Municipals Posted Positive Performance as Yields Moved Lower
Municipals posted positive performance as yields moved lower during the week, supported by the rally in Treasury rates and strong supply and demand technicals. Municipals generally outperformed Treasuries, with Municipal/Treasury ratios declining in short and intermediate maturities. The Bloomberg Barclays Municipal Index returned 0.21 % while the HY Muni Index returned 0.40%. This week, as state and local governments continue to progress through budget season, we explore the outlook for the local general obligation (Local GO) sector.
Supply and Demand Technicals Remained Strong During the Holiday-Shortened Week
Fund Flows: During the week ending June 2, municipal mutual funds recorded $997 million of net inflows. Long-term funds recorded $565 million of inflows, high-yield funds recorded $372 million of inflows and intermediate funds recorded $97 million of inflows. Net inflows year to date (YTD) continued at a record pace, reaching $49.7 billion.
Supply: The muni market recorded $5.9 billion of new-issue volume during the holiday-shortened week. Total issuance YTD of $182 billion is 20% higher from last year’s levels, with tax-exempt issuance trending 19% higher year-over-year and taxable issuance 23% higher. This week’s new-issue calendar is expected to more than double, with an expected $12.7 billion of new issuance. The largest deals include $2.7 billion taxable Kaiser Permanente and $1.1 billion state of Georgia transactions.
This Week in Munis: Looking at Locals
As state and local governments continue to progress through budget season, this week we explore the outlook for the Local GO sector, the largest municipal sector by number of issuers. Local GO credit benefited from a sound fiscal position going into the pandemic, and revenues were largely unimpaired from the effects of the pandemic’s economic disruptions.
While local government revenues are traditionally characterized by property tax collections, which have remained resilient throughout the pandemic due to the improving housing market (Exhibit 1), the primary sources of local government revenues are downstream transfers from federal and state governments, representing 35% of local tax collections (Exhibit 2).


Considering the scope of unemployment, uncertainty around tax collections and the potential for austerity at the state level, these downstream intergovernmental transfers were vulnerable during the depth of the pandemic. However, the massive federal stimulus measures that followed not only supported economic activity and tax collections, but allocated more than $500 billion of direct federal support to state and local governments. This intervention was critical to support downstream revenues as local government expenditures are largely essential and fixed (e.g., education, safety, debt repayment and pension obligations), leaving limited discretion to cure substantial revenue shortfalls.

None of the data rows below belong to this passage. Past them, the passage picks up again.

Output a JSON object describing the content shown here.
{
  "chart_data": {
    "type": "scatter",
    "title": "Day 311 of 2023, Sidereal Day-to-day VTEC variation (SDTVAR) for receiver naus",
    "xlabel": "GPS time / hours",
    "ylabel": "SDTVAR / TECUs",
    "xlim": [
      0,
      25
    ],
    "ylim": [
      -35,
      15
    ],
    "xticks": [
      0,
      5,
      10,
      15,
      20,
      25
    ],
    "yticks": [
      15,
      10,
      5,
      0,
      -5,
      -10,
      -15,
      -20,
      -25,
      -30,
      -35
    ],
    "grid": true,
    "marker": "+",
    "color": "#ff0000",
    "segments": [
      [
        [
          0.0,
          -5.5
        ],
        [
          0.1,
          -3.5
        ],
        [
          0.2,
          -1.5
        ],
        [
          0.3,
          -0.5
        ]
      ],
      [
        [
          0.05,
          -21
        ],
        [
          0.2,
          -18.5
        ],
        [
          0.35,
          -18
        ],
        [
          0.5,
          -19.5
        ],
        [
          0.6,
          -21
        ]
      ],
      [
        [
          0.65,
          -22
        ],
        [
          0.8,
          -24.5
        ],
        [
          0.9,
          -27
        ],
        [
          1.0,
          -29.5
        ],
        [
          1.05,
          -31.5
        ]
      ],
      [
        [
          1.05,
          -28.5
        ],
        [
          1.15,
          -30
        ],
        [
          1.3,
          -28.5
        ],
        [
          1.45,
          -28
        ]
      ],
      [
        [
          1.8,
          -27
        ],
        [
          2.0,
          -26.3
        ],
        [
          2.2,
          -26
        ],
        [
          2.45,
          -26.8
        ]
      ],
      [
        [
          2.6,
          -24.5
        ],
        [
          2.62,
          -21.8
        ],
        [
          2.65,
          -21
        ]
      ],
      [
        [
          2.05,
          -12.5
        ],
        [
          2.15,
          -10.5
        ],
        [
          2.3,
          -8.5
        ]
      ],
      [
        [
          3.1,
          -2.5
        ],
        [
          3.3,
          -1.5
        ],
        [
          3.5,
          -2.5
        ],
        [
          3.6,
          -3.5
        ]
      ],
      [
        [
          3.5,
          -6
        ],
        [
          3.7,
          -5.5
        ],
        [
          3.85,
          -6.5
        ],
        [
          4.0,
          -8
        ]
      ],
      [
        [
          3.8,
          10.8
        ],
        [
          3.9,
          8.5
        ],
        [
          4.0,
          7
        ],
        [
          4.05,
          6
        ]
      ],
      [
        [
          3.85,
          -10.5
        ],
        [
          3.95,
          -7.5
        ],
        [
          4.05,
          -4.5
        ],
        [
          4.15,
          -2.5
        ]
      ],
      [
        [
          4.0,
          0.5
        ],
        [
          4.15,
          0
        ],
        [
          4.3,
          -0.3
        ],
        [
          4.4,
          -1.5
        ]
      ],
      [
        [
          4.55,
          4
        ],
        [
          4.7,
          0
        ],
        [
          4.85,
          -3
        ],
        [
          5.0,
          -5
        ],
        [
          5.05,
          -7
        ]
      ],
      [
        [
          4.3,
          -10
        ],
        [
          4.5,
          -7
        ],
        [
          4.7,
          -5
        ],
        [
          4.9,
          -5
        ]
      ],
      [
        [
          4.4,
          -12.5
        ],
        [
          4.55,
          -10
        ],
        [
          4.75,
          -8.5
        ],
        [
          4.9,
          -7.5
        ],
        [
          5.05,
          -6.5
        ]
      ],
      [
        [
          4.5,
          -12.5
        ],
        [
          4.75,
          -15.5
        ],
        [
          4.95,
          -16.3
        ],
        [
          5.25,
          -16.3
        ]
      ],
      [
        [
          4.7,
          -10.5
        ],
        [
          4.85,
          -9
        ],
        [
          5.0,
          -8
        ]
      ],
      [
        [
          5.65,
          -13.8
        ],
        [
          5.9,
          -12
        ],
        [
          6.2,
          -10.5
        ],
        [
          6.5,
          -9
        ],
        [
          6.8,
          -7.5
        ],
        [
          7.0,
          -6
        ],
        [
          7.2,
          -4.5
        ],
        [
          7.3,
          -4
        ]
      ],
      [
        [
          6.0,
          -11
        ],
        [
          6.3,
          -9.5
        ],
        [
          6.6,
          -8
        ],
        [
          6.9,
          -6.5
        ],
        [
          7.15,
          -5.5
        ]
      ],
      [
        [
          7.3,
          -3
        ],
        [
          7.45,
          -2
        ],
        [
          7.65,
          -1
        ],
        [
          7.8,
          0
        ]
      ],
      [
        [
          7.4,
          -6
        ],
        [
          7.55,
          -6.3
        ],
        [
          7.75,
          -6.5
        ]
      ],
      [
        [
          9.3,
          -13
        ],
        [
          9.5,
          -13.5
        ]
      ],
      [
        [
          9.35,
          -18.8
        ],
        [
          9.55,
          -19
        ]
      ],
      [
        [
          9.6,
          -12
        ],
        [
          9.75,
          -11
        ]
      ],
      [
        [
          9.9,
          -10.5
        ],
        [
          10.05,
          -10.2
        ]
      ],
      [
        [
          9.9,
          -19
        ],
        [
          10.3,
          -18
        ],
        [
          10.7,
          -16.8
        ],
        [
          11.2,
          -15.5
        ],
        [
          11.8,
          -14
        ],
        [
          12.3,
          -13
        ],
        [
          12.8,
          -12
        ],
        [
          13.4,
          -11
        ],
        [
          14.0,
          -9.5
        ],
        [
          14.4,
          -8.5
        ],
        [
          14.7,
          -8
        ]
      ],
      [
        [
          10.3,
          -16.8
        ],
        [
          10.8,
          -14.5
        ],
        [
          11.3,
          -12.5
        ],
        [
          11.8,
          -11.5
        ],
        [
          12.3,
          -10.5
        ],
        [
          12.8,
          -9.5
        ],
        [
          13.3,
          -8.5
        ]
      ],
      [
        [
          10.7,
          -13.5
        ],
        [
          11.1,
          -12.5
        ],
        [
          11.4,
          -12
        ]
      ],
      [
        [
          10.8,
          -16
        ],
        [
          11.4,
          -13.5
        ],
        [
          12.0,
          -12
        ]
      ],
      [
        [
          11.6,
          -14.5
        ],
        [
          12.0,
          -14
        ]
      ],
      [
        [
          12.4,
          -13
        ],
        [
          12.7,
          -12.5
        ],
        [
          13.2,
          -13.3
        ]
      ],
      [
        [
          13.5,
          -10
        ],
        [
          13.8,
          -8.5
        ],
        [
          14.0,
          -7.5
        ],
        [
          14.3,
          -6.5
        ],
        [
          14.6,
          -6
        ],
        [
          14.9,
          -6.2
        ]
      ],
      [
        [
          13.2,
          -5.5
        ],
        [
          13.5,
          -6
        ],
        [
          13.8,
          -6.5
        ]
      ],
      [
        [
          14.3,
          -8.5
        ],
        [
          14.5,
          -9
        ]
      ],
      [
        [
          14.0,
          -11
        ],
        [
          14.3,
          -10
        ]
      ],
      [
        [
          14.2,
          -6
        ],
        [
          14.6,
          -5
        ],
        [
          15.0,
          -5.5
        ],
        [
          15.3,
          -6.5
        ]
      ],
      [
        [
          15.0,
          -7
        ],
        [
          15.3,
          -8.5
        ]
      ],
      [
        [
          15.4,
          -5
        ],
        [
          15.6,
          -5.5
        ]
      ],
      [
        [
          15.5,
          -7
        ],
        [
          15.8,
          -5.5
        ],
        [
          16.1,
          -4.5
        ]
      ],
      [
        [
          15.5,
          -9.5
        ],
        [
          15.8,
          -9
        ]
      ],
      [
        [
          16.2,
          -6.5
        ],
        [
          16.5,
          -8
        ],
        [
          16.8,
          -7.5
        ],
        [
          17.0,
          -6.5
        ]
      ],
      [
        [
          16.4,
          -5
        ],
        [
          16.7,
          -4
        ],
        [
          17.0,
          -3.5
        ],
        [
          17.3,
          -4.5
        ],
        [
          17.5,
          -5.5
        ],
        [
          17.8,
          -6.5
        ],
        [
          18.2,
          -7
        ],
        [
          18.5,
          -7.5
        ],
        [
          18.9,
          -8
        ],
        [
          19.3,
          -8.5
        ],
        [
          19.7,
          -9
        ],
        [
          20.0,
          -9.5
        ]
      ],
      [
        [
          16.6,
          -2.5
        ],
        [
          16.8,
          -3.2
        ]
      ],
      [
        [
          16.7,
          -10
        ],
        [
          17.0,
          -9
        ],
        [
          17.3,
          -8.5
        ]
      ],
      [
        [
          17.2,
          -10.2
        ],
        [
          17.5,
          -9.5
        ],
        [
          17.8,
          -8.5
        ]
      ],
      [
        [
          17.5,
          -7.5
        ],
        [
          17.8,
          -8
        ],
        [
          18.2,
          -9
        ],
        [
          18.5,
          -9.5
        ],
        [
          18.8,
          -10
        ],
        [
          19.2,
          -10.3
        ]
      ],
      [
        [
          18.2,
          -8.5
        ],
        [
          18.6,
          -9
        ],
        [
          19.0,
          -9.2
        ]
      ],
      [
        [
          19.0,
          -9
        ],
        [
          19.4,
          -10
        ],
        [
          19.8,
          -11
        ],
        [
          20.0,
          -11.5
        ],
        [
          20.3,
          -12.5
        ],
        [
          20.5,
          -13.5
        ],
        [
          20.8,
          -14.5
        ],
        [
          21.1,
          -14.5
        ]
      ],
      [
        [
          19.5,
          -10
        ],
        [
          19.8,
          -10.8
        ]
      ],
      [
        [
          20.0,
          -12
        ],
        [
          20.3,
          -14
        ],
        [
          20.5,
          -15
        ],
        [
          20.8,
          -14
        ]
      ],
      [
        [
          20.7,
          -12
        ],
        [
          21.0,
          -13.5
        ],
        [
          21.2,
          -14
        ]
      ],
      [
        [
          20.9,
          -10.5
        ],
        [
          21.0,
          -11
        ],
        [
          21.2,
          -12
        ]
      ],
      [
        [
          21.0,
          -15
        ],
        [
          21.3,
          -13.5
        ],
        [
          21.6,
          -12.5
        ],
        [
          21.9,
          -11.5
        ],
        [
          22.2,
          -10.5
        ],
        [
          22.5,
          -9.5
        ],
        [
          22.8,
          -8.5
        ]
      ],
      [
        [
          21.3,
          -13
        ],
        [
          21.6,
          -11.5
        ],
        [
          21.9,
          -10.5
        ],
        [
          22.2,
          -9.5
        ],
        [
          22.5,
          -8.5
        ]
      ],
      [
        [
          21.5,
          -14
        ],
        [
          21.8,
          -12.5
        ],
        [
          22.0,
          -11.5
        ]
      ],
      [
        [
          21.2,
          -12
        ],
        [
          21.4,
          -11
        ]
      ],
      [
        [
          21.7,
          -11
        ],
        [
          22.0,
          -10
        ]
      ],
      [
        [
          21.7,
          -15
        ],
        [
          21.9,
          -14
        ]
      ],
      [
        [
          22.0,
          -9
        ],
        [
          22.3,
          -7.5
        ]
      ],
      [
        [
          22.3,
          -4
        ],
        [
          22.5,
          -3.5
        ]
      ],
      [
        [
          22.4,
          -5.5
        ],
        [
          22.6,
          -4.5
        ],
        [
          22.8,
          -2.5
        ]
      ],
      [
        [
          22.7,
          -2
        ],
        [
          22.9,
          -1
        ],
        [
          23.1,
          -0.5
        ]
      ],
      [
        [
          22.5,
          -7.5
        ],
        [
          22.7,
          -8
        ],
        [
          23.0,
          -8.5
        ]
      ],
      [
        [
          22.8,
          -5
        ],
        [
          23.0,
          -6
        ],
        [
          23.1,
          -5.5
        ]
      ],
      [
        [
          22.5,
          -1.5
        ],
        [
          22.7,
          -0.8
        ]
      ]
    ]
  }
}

While we expect that a vaccine-driven return to normalcy will suppress most remaining volatility in the sector and ultimately improve local government credit metrics, not all local governments were on equal footing entering the pandemic, and we expect there will continue to be intermittent pockets of credit pressure within the sector due to outsized dependence on vulnerable economic sectors, existing or developing structural revenue/expenditure imbalances, or unusually large fixed costs such as outsized pension obligations.
From a valuation perspective, we believe investors have already “priced in” the fiscal picture of well managed locals and the cushioning effects of federal support early on in the pandemic, which limited relative value opportunities in the sector. As a result, Western Asset remains underweight the Local GO sector. However, we believe the pandemic-related drawdowns and subsequent unprecedented governmental support have offered an opportunity to reassess risk-adjusted relative value at the issuer level. As we continue to see evidence of local municipalities move from projected deficits to surpluses, we are focusing on localities that utilize new-found capital to address long-term structural issues rather than fund non-essential short-term benefits.